The United States did not implement Daylight Saving Time until World War I when our government decided that we needed to conserve energy to help the war effort. Congress repealed DST immediately following the war (people hated it) but Franklin D. Roosevelt brought back "War Time" during World War II. It wasn't until Nixon's administration and the peak of the 1970s energy crisis that Daylight Saving Time became a uniform change across the United States (except for Arizona, Hawaii, Puerto Rico and a number of U.S. territories).
Today, many of us ask if it is worth the confusion to change clocks forward and backwards.
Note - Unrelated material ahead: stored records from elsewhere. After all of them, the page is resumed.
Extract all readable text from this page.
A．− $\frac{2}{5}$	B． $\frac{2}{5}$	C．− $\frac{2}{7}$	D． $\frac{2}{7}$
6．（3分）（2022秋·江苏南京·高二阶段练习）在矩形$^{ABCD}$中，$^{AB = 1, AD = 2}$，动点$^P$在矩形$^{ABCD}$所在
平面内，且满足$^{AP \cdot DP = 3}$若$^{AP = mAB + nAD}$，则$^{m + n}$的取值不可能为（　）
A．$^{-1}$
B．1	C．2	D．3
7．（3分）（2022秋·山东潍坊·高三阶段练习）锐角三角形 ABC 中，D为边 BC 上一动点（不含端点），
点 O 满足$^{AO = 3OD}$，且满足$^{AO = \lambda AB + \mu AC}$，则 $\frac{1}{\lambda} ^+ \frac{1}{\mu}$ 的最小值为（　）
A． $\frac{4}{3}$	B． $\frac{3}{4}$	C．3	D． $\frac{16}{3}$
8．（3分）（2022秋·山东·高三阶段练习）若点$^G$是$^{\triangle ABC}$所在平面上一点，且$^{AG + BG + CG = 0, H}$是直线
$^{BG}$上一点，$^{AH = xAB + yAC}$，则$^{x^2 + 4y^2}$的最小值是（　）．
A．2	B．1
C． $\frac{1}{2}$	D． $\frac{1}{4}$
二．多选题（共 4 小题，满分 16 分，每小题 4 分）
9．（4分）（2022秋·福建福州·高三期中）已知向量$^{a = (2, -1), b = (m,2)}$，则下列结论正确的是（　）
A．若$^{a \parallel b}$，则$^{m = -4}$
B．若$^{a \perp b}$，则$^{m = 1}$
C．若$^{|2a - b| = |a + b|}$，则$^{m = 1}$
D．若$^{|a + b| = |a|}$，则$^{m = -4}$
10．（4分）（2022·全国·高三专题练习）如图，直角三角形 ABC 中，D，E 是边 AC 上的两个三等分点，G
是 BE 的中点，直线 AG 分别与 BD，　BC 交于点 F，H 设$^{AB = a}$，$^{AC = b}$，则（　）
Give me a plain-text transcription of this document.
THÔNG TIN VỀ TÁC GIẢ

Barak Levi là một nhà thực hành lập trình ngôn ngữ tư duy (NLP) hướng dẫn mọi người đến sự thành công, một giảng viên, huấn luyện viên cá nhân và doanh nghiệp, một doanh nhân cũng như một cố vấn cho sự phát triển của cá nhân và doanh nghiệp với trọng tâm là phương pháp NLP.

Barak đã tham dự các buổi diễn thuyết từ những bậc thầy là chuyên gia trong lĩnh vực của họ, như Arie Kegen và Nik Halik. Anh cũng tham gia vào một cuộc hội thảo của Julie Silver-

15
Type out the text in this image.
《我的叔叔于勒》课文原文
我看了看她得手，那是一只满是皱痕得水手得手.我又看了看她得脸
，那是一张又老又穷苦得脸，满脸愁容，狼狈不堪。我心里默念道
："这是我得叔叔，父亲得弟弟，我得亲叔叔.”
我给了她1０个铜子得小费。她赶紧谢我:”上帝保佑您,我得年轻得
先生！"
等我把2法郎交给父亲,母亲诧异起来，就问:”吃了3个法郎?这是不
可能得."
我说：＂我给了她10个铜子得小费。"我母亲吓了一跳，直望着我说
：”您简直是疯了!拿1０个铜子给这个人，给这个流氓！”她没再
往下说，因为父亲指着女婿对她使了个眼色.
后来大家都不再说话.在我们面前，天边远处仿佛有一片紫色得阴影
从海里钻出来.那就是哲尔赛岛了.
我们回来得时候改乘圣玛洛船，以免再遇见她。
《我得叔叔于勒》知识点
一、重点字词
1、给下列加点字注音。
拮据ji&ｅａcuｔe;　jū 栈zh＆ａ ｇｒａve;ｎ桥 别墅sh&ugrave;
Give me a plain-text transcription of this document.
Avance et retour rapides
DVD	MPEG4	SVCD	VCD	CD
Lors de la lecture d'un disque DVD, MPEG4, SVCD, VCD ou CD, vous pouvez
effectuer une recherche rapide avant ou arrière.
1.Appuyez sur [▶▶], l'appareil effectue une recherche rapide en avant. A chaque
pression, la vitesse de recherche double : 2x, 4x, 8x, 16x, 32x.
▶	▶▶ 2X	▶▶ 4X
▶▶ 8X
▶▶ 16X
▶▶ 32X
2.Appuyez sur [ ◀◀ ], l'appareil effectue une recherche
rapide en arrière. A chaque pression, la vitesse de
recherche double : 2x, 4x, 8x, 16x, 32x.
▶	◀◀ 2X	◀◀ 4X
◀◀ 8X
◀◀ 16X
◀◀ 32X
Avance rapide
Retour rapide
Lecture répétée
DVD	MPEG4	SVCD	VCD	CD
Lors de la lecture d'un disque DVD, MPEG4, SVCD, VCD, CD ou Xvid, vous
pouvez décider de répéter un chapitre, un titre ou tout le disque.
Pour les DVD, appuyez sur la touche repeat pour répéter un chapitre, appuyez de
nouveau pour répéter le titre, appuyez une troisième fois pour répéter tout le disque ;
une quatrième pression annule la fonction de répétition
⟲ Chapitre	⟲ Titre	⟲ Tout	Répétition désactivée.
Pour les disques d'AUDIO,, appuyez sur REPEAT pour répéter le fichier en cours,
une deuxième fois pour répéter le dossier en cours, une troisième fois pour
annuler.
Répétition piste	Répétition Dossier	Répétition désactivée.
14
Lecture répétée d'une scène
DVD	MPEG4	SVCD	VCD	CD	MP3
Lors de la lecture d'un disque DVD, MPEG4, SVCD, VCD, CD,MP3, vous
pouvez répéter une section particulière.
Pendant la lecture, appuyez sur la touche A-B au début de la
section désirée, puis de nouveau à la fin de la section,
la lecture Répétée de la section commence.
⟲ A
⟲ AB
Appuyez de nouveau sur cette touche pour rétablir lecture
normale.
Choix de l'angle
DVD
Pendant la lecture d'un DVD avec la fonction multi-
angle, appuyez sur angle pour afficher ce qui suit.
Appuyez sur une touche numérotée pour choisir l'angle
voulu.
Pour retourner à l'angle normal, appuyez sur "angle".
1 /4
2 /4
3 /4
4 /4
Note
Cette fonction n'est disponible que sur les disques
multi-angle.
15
When we switch back to Daylight Standard Time this Sunday at 2 a.m., many wish we could just stay with this time. Some facts indicate that:
Daylight Saving Time increases energy production as much as 4 percent due primarily to afternoon use of air conditioners during the summer and morning use heating systems in the cooler months. The anxiety of facing a cold, hard winter has the bizarre effect of decreasing, by 5 percent, deaths and hospitalizations from heart attacks (reports the Los Angeles Times).But not all news is dire regarding Daylight Saving Time. The Seattle Post-Intelligencer reports that pedestrian and bicyclist fatalities increase during Daylight Standard Time — of the 67 pedestrian fatalities reported between Feb. 1, 2007 and Jan. 30, 2008, the Washington Transportation Department says 33 occurred between October and January.
So what's most important — reducing the risk of heart attack or increasing the risk of getting hit by a bus? Maybe the energy production issue swings towards killing Daylight Saving Time for good. What do you think?